Sure, he should buy the tampax. No-one disagrees. But there is a cultural context here and IMO denying that is like pretending no-one every suggests periods are anything but delightful public events.

(And thanks rhubarb)

LRDtheFeministDragon · 25/06/2012 15:24

yellow I think you are spot on.

The important thing is doing what we can to change these perceptions, isn't it?

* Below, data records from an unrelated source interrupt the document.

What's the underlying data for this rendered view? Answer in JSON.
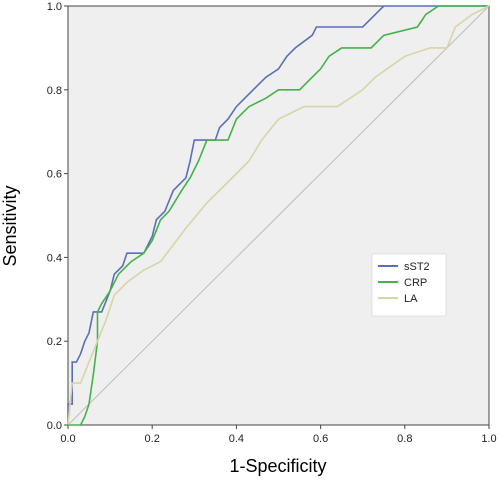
{
  "chart_data": {
    "type": "line",
    "title": "",
    "xlabel": "1-Specificity",
    "ylabel": "Sensitivity",
    "xlim": [
      0,
      1
    ],
    "ylim": [
      0,
      1
    ],
    "x_ticks": [
      "0.0",
      "0.2",
      "0.4",
      "0.6",
      "0.8",
      "1.0"
    ],
    "y_ticks": [
      "0.0",
      "0.2",
      "0.4",
      "0.6",
      "0.8",
      "1.0"
    ],
    "grid": false,
    "plot_background": "#efefef",
    "legend_position": "right",
    "series": [
      {
        "name": "sST2",
        "color": "#5b6fb8",
        "points": [
          [
            0,
            0
          ],
          [
            0,
            0.05
          ],
          [
            0.01,
            0.05
          ],
          [
            0.01,
            0.15
          ],
          [
            0.02,
            0.15
          ],
          [
            0.03,
            0.17
          ],
          [
            0.04,
            0.2
          ],
          [
            0.05,
            0.22
          ],
          [
            0.06,
            0.27
          ],
          [
            0.08,
            0.27
          ],
          [
            0.1,
            0.32
          ],
          [
            0.11,
            0.36
          ],
          [
            0.13,
            0.38
          ],
          [
            0.14,
            0.41
          ],
          [
            0.18,
            0.41
          ],
          [
            0.2,
            0.45
          ],
          [
            0.21,
            0.49
          ],
          [
            0.23,
            0.51
          ],
          [
            0.25,
            0.56
          ],
          [
            0.28,
            0.59
          ],
          [
            0.29,
            0.63
          ],
          [
            0.3,
            0.68
          ],
          [
            0.35,
            0.68
          ],
          [
            0.36,
            0.71
          ],
          [
            0.38,
            0.73
          ],
          [
            0.4,
            0.76
          ],
          [
            0.42,
            0.78
          ],
          [
            0.44,
            0.8
          ],
          [
            0.47,
            0.83
          ],
          [
            0.5,
            0.85
          ],
          [
            0.52,
            0.88
          ],
          [
            0.54,
            0.9
          ],
          [
            0.58,
            0.93
          ],
          [
            0.59,
            0.95
          ],
          [
            0.7,
            0.95
          ],
          [
            0.73,
            0.98
          ],
          [
            0.75,
            1.0
          ],
          [
            1.0,
            1.0
          ]
        ]
      },
      {
        "name": "CRP",
        "color": "#44b24a",
        "points": [
          [
            0,
            0
          ],
          [
            0.03,
            0
          ],
          [
            0.04,
            0.02
          ],
          [
            0.05,
            0.05
          ],
          [
            0.06,
            0.12
          ],
          [
            0.07,
            0.2
          ],
          [
            0.07,
            0.27
          ],
          [
            0.08,
            0.29
          ],
          [
            0.1,
            0.32
          ],
          [
            0.12,
            0.36
          ],
          [
            0.15,
            0.39
          ],
          [
            0.18,
            0.41
          ],
          [
            0.2,
            0.44
          ],
          [
            0.22,
            0.49
          ],
          [
            0.24,
            0.51
          ],
          [
            0.27,
            0.56
          ],
          [
            0.29,
            0.59
          ],
          [
            0.31,
            0.63
          ],
          [
            0.33,
            0.68
          ],
          [
            0.38,
            0.68
          ],
          [
            0.4,
            0.73
          ],
          [
            0.43,
            0.76
          ],
          [
            0.47,
            0.78
          ],
          [
            0.5,
            0.8
          ],
          [
            0.55,
            0.8
          ],
          [
            0.58,
            0.83
          ],
          [
            0.6,
            0.85
          ],
          [
            0.62,
            0.88
          ],
          [
            0.65,
            0.9
          ],
          [
            0.72,
            0.9
          ],
          [
            0.75,
            0.93
          ],
          [
            0.83,
            0.95
          ],
          [
            0.85,
            0.98
          ],
          [
            0.88,
            1.0
          ],
          [
            1.0,
            1.0
          ]
        ]
      },
      {
        "name": "LA",
        "color": "#d8d4a6",
        "points": [
          [
            0,
            0
          ],
          [
            0.01,
            0.1
          ],
          [
            0.03,
            0.1
          ],
          [
            0.05,
            0.15
          ],
          [
            0.07,
            0.2
          ],
          [
            0.09,
            0.25
          ],
          [
            0.11,
            0.31
          ],
          [
            0.14,
            0.34
          ],
          [
            0.18,
            0.37
          ],
          [
            0.22,
            0.39
          ],
          [
            0.28,
            0.47
          ],
          [
            0.33,
            0.53
          ],
          [
            0.38,
            0.58
          ],
          [
            0.43,
            0.63
          ],
          [
            0.46,
            0.68
          ],
          [
            0.5,
            0.73
          ],
          [
            0.56,
            0.76
          ],
          [
            0.64,
            0.76
          ],
          [
            0.7,
            0.8
          ],
          [
            0.73,
            0.83
          ],
          [
            0.8,
            0.88
          ],
          [
            0.86,
            0.9
          ],
          [
            0.9,
            0.9
          ],
          [
            0.92,
            0.95
          ],
          [
            0.96,
            0.98
          ],
          [
            1.0,
            1.0
          ]
        ]
      }
    ]
  }
}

yellowraincoat · 25/06/2012 15:28

I believe you are also spot on LRD.

Even for the least squeamish amongst us, we still don't yell across the office "oi, anyone got a spare tampon? I am gushing with blood" in the same way you'd say "chuck us a hanky, my nose is running".

So I'd say it is still tied up with shame for a lot of people, even the majority of people, which is ridiculous. Periods are painful, they make you grumpy and on top of that we are embarrassed by them.

diddl · 25/06/2012 15:29

I think mine was probably embarrassed the first time he picked some up-even though it was along with the rest of the shopping.

PFB was early & I had nothing so he had to get it all-san pro, breast pads etc.

OP-as long as you´re bringing your children up to see this stuff as "normal".

That said, I think teenage son would cringe if asked to pick up a box of tampons/towels-even though they are in the bathroom & he knows what they are for.

pattercakes · 25/06/2012 15:44

I got it wrong. Went for tampax ; came home with tin tacks. (Never lived it down)

drjohnsonscat · 25/06/2012 15:49

is he embarrassed by your children because they came out of your womb Grin

Sorry but he needs to man up and deal.

My friend once rang her husband to ask him to bring round her handbag that she'd left at home - she was at a friend's four doors up and he was on the way there anyway. He put it in a plastic bag for the journey so as not to be seen carrying a handbag. I thought it was sad - they'd been married for 30 years and he couldn't bring himself to carry her handbag because it might somehow contaminate him with womanliness?

CalamityJones · 25/06/2012 15:51

My dh bought me pantyliners (gag) instead of maternity pads. Fucking clueless, yes. Embarrassed, no.

MammaTJ · 25/06/2012 16:00

My DP buys these things for me more often than I do. YANBU!!